Después de que Europa impusiera aranceles, China lanzó un mecanismo de contraataque aprobando aranceles a productos importados de diferentes industrias europeas, como la carne de cerdo y el brandy.
“Ambas partes tienen la capacidad y la voluntad de resolver plenamente sus diferencias a través del diálogo”, añade el comunicado chino. El país cree que el acuerdo alcanzado “no sólo favorece el sano desarrollo de las relaciones económicas y comerciales entre China y la UE, sino que también ayuda a mantener el orden comercial internacional basado en normas”.
A la hora de evaluar el precio mínimo, Bruselas tendrá en cuenta cuestiones como el llamado precio CIF (coste, seguro y flete) del producto en cuestión durante la investigación procesal que dio lugar a la aplicación de las medidas, así como el alcance de los aranceles correspondientes. Alternativamente, el texto establece que los precios de venta en la UE de los vehículos eléctricos no subvencionados del mismo tipo producidos en la UE se “ajustan adecuadamente para tener en cuenta las diferencias”.
La orientación refleja la apertura de Bruselas a considerar la inversión china en una industria en la que el gigante asiático está por delante del resto del mundo, lo cual es positivo. “Los compromisos para invertir en industrias relacionadas con vehículos eléctricos en toda la UE serán considerados y evaluados como parte de la oferta”, dijo, exigiendo que estén claramente definidos y verificables. Además, se tienen en cuenta otras circunstancias, como el periodo temporal en el que se lanzó la oferta o la complejidad de los canales de distribución de la marca.
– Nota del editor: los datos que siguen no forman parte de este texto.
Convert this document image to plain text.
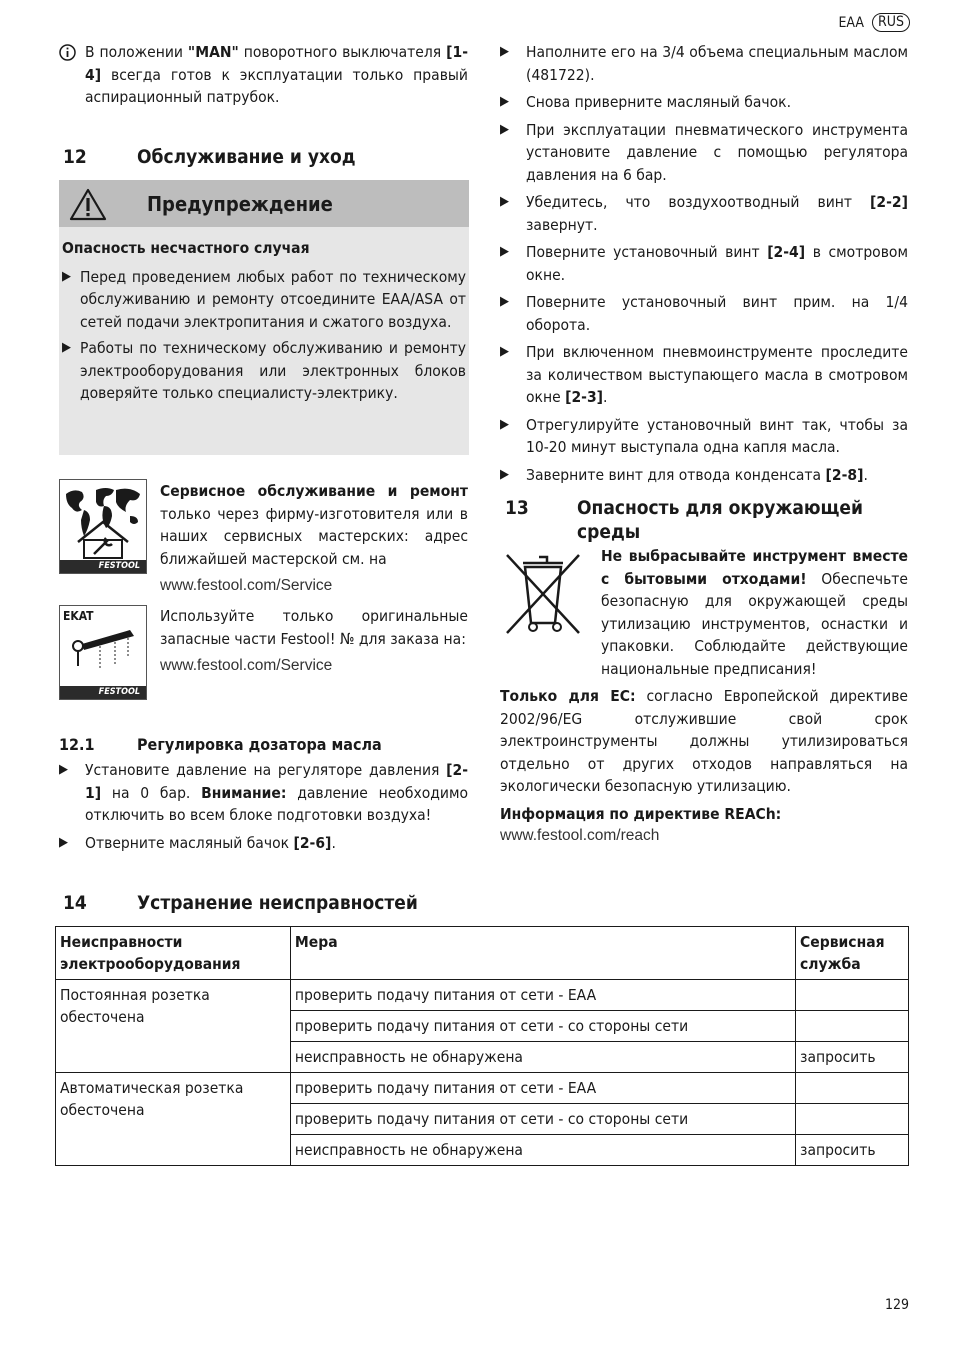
EAA	RUS

В положении "MAN" поворотного выключателя [1-4] всегда готов к эксплуатации только правый аспирационный патрубок.

12	Обслуживание и уход
Предупреждение

Опасность несчастного случая

▶ Перед проведением любых работ по техническому обслуживанию и ремонту отсоедините EAA/ASA от сетей подачи электропитания и сжатого воздуха.

▶ Работы по техническому обслуживанию и ремонту электрооборудования или электронных блоков доверяйте только специалисту-электрику.

FESTOOL

Сервисное обслуживание и ремонт только через фирму-изготовителя или в наших сервисных мастерских: адрес ближайшей мастерской см. на

www.festool.com/Service

EKAT
FESTOOL

Используйте только оригинальные запасные части Festool! № для заказа на:

www.festool.com/Service

12.1	Регулировка дозатора масла
▶	Установите давление на регуляторе давления [2-1] на 0 бар. Внимание: давление необходимо отключить во всем блоке подготовки воздуха!

▶	Отверните масляный бачок [2-6].

▶	Наполните его на 3/4 объема специальным маслом (481722).

▶	Снова приверните масляный бачок.

▶	При эксплуатации пневматического инструмента установите давление с помощью регулятора давления на 6 бар.

▶	Убедитесь, что воздухоотводный винт [2-2] завернут.

▶	Поверните установочный винт [2-4] в смотровом окне.

▶	Поверните установочный винт прим. на 1/4 оборота.

▶	При включенном пневмоинструменте проследите за количеством выступающего масла в смотровом окне [2-3].

▶	Отрегулируйте установочный винт так, чтобы за 10-20 минут выступала одна капля масла.

▶	Заверните винт для отвода конденсата [2-8].

13	Опасность для окружающей среды

Не выбрасывайте инструмент вместе с бытовыми отходами! Обеспечьте безопасную для окружающей среды утилизацию инструментов, оснастки и упаковки. Соблюдайте действующие национальные предписания!

Только для ЕС: согласно Европейской директиве 2002/96/EG отслужившие свой срок электроинструменты должны утилизироваться отдельно от других отходов направляться на экологически безопасную утилизацию.

Информация по директиве REACh:

www.festool.com/reach

14	Устранение неисправностей
Неисправности электрооборудования	Мера	Сервисная служба
Постоянная розетка обесточена	проверить подачу питания от сети - EAA	
	проверить подачу питания от сети - со стороны сети	
	неисправность не обнаружена	запросить
Автоматическая розетка обесточена	проверить подачу питания от сети - EAA	
	проверить подачу питания от сети - со стороны сети	
	неисправность не обнаружена	запросить
129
La Cámara de Comercio de China para la Importación y Exportación de Maquinaria y Productos Electrónicos también declaró: “Las dos partes, con un espíritu de respeto mutuo y diálogo, promovieron con éxito la resolución gradual y controlable del caso después de múltiples rondas de consultas”.
El acuerdo se produce en medio de un delicado acto de equilibrio entre Bruselas y Beijing, mientras la Comisión Europea busca garantizar que las relaciones con China no se deterioren: simultáneamente busca reducir su dependencia del gigante asiático y al mismo tiempo intenta evitar que su mercado se vea inundado de productos y obtener un mejor acceso al mercado chino.
La UE se enfrenta a enormes problemas debido a su enorme déficit comercial con el gigante asiático, que superará los 300.000 millones de euros en 2024. Todo parece indicar que, con las consecuencias del conflicto comercial entre Estados Unidos y China, el desequilibrio será aún mayor en 2025, cuando las mayores fábricas del mundo aceleren sus locomotoras exportadoras para encontrar nuevos destinos para sus productos.
La represión contra la industria de automóviles eléctricos de China es una de las medidas más poderosas que Bruselas considera que apunta a la competencia desleal de China. El 29 de octubre de 2024, la Comisión Europea puso fin a su investigación compensatoria sobre las importaciones de vehículos eléctricos de China y finalmente impuso aranceles del 7,8% al 35,3%. Desde entonces, “en un espíritu de diálogo, la Comisión y China han estado explorando soluciones alternativas compatibles con la OMC para abordar eficazmente las cuestiones identificadas durante la investigación”, subrayó el Ejecutivo comunitario en un comunicado.